April 9, 2002

Funds and games; the economics of European cohesion policy

Substantial scope for improvement of European cohesion policy

Press release
European cohesion policy is less successful than it could be. Cohesion policy aims at reducing differences in GDP per capita between regions within the European Union. Billions of euro are spent on regional projects that, among other things, improve infrastructure and modernise education.

Simulations with large macroeconomic models show that these projects could accelerate economic growth substantially. Analyses of the actual growth record of recipient regions reveal, however, that this potential materialises only to a limited extent. For some of the poorest regions in Europe this means they miss out on half a percentage point of annual economic growth.

Researchers Sjef Ederveen, Joeri Gorter, Ruud de Mooij and Richard Nahuis of CPB Netherlands Bureau for Economic Policy Analysis reach this conclusion in their study Funds and games: the economics of European cohesion policy, which has been released today.

The slack in regional convergence has various causes. First, a large part of cohesion support goes to relatively rich regions. Second, the applied allocation criteria cannot bring about that the projects with the highest rate of return will be selected. Third, national governments cut back on their own regional policy once support from Brussels becomes available. Approximately, one euro of cohesion support reduces national aid by seventeen cents, notwithstanding the requirement that supported projects are co-funded by the public and the private sector.

Reform is expedient given the gap between actual and potential impact of cohesion policy. Moreover, it is important in the light of the upcoming EU enlargement. The accession of a number of relatively poor Central and Eastern European countries stretches the cohesion budget. The political tension between net contributors such as Belgium, The Netherlands and Germany, net receivers such as Greece, Ireland, and Spain, and future beneficiaries such as Hungary, The Czech Republic and Poland, becomes increasingly apparent. A more efficient cohesion policy could ease this tension. The study points out three tentative reform options. A possible direction for reform is more control by the European Commission.

Alternatively, one could confine cohesion support to fiscal transfers, and leave the spending details up to the Member States. A third option is to distribute the funds on the basis of a competition between distinct projects.


Read also the accompanying press release.

Cohesion support comprises the Structural Funds and the Cohesion Fund. After the Common Agricultural Policy it is the second largest item of the EU-budget: between 2000 and 2006, more than 200 billion euro will be allocated to regions and Member States that lag behind in development, have industries in decline, or face high unemployment. This amounts to more than 40% of the EU budget. It makes the distribution of funds subject to vigorous negotiations, which will only gain importance with the upcoming enlargement of the EU by twelve relatively poor new Member States.

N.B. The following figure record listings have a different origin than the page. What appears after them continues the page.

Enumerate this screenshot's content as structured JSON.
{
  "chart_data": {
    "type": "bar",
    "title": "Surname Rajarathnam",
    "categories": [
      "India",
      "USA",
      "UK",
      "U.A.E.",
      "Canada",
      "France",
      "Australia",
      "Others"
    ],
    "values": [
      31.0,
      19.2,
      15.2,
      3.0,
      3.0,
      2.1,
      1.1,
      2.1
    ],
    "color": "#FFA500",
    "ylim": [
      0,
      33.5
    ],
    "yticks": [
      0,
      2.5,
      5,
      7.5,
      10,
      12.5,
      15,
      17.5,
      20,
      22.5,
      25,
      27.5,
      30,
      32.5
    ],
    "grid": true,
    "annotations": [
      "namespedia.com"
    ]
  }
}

The goal of cohesion policy lacks precision in official documents. It is, however, to be interpreted as to reduce the welfare differences among European regions. Views differ as to whether cohesion policy is successful. On the one hand, the European Commission is positive: in its Second Report on Economic and Social Cohesion it praises the effectiveness of current cohesion policies (EC, 2001b). On the other hand, some commentators take a more pessimistic view. Boldrin and Canova (2001) for example claim that cohesion policy is ineffective because it is primarily motivated by political considerations other than the reduction of welfare differences.

This study contributes to the discussion on the effectiveness of cohesion policy in two ways. First, it comprehensively reviews case studies, simulation models and econometric estimates, something that has not been done before with the same degree of thoroughness. From this review, we conclude that there is certainly scope for improvement in the effectiveness of cohesion policy. Secondly, the study makes use of the best-available data sources on cohesion policy to assess its impact upon redistribution and growth. This contributes to the relatively meagre body of econometric evidence. The results confirm some degree of redistributive efficiency: poor regions get more than rich regions.

It remains, however, unclear, to what extent cohesion support affects convergence. Some econometric analyses suggest that the funds have a negligible, or even a negative impact on convergence, while in others imply a significant positive impact. The study also makes use of a unique data set on national regional policy to estimate the extent of crowding out, i.e. the adverse impact of European funds on national regional support. This turns out to be an important phenomenon. How can cohesion policy be made more effective? The study considers various dilemmas that policy-makers face when thinking about cohesion policy reform. It also elaborates on how these dilemmas will change with the enlargement of the EU, and puts forward a number of directions for reform.